You’re looking to fund startups that have raised some money but not Series A money. Is that still an underserved segment in New York?

We think so. The market has really shifted to where the large private equity firms like Coatue Management and Tiger Global are [making big bets on later-stage companies] and big VCs like Kleiner Perkins are moving downstream to do more A and B. But there’s still a hole in the market right now in seed. It’s the opposite of the Series A crunch; we’re seeing amazing, angel-funded companies that are hitting their growth stages that don’t want to raise these mega A rounds just yet.

You say you made some mistakes early on. What was the biggest?

A lot of the companies grew bigger more quickly than we anticipated, so we ended up farming out our winners to Silicon Valley. We built a great portfolio, but [our fund] was too small to have meaningful ownership. So right now, the goal is 10 percent ownership – that’s what we strive for. We raised the money in order to have that optionality that we’ve been losing.

What size checks will you be writing now that you have more to invest?

They’ll be anywhere from $500,000 to $1 million for that first bite.

You have investments on both coasts. How would you characterize valuations in New York right now, compared with Silicon Valley?

It seems more specific to the team than [rooted in geography], though it sometimes feels like the capital on the West Coast is less price sensitive than in New York. That could be a function of a lot of things. I think New York is more monetization and revenue focused. [Investors here] like more data to back into a [high] price.

Is Metamorphic a typical New York firm in that sense?

We’re not value investors, but we’re disciplined as far as price is concerned, and we want to make sure we’re careful. We’ll pay up for the right teams. And we do believe we’re at the next generation of Internet businesses where maybe the price increase is justified. But sometimes it’s not. Sometimes you’re dealing with bigger investors who are [offering term sheets] as a call option, and that can price up opportunities for the wrong reasons.

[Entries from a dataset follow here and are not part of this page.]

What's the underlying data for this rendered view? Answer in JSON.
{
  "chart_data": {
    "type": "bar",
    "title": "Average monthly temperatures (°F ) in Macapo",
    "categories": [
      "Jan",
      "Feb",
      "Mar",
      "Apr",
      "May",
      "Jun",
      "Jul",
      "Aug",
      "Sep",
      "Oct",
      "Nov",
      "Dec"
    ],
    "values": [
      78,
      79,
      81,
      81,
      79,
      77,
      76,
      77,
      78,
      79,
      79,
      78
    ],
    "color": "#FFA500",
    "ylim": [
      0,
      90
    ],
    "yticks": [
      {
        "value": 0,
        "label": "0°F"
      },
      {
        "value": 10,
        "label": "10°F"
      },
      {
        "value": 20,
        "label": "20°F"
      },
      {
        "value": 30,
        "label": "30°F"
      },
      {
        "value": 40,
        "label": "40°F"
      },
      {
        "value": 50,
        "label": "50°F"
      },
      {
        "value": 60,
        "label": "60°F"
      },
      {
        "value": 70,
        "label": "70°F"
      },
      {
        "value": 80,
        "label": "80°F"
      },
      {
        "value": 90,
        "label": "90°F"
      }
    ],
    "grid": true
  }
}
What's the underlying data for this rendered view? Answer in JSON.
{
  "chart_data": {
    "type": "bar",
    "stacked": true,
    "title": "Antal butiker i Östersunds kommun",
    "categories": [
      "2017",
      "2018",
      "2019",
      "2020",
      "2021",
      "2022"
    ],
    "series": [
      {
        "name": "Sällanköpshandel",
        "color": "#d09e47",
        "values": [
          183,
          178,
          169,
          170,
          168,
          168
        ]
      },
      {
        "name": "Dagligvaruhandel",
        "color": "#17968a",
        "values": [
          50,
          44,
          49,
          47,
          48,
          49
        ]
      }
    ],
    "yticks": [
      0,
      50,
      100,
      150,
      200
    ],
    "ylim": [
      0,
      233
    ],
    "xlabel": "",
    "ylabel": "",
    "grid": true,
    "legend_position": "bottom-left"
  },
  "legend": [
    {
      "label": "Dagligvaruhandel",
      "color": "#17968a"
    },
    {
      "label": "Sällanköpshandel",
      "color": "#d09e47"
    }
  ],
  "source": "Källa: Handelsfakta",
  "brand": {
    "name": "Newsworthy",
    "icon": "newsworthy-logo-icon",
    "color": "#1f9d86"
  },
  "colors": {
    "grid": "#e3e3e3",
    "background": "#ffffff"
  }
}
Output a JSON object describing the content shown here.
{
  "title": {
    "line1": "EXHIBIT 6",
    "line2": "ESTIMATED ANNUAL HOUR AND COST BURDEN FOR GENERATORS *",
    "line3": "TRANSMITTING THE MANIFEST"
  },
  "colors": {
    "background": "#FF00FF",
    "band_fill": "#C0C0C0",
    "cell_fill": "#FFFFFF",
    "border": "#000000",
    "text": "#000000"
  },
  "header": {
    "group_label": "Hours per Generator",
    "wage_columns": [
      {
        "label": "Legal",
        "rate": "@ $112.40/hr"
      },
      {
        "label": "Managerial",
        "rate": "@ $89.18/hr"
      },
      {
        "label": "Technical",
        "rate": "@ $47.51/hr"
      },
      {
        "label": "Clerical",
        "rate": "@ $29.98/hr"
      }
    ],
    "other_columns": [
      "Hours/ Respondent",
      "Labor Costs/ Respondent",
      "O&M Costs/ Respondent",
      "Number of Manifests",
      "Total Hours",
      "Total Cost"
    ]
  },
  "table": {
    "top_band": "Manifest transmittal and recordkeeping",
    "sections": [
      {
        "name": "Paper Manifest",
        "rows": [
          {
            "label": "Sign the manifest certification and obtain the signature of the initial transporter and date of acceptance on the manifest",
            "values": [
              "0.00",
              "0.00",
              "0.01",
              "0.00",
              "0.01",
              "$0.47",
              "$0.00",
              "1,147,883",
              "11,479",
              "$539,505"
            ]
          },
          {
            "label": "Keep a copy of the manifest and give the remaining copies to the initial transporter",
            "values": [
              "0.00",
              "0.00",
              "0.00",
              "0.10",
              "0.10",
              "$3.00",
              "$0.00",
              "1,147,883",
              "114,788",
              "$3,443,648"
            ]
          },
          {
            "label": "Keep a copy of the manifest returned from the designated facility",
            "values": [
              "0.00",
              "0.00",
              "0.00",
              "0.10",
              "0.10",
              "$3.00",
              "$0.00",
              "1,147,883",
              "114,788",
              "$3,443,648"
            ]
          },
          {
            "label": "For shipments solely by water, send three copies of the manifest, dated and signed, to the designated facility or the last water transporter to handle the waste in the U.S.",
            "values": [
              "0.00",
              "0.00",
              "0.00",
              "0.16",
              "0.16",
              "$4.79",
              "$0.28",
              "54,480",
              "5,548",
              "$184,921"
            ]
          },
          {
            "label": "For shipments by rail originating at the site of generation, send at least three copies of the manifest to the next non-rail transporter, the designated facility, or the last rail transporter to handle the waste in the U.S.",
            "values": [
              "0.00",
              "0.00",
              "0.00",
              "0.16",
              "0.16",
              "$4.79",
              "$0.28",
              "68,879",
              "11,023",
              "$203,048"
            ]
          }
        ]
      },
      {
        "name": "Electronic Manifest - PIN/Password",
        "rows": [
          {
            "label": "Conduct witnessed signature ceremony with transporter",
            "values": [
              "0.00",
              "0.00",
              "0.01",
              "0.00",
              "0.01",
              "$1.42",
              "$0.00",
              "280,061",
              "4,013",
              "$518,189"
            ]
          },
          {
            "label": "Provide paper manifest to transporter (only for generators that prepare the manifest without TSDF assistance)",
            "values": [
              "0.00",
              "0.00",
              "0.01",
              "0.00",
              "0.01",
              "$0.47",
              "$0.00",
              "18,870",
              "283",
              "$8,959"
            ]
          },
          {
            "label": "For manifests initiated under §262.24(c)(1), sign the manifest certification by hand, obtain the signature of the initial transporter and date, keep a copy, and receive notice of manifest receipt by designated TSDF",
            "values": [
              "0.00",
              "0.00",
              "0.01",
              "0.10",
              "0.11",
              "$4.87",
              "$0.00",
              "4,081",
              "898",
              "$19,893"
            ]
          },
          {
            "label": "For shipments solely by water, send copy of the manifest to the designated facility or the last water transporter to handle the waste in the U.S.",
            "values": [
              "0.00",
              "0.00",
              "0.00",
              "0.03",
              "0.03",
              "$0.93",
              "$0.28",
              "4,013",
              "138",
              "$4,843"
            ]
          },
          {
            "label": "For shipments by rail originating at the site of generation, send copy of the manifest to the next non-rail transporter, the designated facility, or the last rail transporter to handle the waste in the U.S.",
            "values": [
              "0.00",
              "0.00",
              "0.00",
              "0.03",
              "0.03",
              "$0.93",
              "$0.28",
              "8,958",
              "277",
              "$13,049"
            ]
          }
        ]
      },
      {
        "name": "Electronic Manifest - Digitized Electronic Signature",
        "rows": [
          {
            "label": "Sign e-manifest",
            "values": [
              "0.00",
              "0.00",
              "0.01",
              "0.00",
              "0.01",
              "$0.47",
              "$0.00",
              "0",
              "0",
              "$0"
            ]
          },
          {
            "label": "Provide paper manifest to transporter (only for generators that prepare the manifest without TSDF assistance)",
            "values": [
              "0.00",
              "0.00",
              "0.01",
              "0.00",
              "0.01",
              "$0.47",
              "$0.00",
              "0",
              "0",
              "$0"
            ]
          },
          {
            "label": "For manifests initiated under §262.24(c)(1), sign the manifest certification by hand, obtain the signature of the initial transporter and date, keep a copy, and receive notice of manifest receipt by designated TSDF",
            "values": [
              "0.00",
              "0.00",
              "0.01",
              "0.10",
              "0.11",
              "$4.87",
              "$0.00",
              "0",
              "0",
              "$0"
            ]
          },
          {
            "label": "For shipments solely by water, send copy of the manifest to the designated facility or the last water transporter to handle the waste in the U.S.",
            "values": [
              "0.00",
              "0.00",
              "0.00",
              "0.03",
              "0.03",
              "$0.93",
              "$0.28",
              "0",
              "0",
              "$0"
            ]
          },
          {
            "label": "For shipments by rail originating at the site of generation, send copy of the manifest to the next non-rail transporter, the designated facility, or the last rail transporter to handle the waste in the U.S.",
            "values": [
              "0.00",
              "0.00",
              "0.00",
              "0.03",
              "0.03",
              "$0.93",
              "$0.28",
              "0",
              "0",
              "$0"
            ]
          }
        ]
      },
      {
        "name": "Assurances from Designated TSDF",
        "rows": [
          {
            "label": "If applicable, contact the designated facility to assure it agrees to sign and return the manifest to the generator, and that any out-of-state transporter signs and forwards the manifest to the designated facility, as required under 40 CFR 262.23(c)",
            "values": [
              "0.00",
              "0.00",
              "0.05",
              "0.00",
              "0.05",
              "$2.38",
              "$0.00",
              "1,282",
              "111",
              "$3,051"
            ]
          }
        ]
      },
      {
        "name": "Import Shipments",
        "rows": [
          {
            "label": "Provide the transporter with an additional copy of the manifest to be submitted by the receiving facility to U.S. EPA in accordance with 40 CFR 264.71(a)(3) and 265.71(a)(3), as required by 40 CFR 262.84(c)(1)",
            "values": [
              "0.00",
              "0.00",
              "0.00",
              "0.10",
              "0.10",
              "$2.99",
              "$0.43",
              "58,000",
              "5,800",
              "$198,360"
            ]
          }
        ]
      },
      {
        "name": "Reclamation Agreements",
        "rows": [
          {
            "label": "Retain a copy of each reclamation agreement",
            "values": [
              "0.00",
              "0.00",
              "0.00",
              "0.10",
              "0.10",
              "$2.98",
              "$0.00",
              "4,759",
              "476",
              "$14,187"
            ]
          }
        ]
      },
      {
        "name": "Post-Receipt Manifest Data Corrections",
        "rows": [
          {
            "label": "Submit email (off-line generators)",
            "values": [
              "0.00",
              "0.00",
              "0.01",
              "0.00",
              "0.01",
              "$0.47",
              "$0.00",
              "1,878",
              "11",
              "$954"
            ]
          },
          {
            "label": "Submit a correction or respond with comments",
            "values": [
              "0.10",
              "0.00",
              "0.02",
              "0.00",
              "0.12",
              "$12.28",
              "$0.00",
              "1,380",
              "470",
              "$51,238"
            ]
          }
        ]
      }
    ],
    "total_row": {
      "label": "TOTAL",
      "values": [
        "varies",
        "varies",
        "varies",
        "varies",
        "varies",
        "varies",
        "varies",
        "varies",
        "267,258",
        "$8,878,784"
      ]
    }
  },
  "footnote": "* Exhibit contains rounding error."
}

Anything else you can share that you’ve learned thus far as a VC?

Google always had this [hiring] thing called the “airport test.” Someone could be an all star, super smart, capable of helping you solve pain points. But if you missed your flight and were trapped at the airport [together], would you be excited to hang out with this person?

Working relationships are long-term relationships; that’s true of [colleagues] as well as with investors and founders. There are always reasons to say no to deals. A lot of the business is just trusting your gut.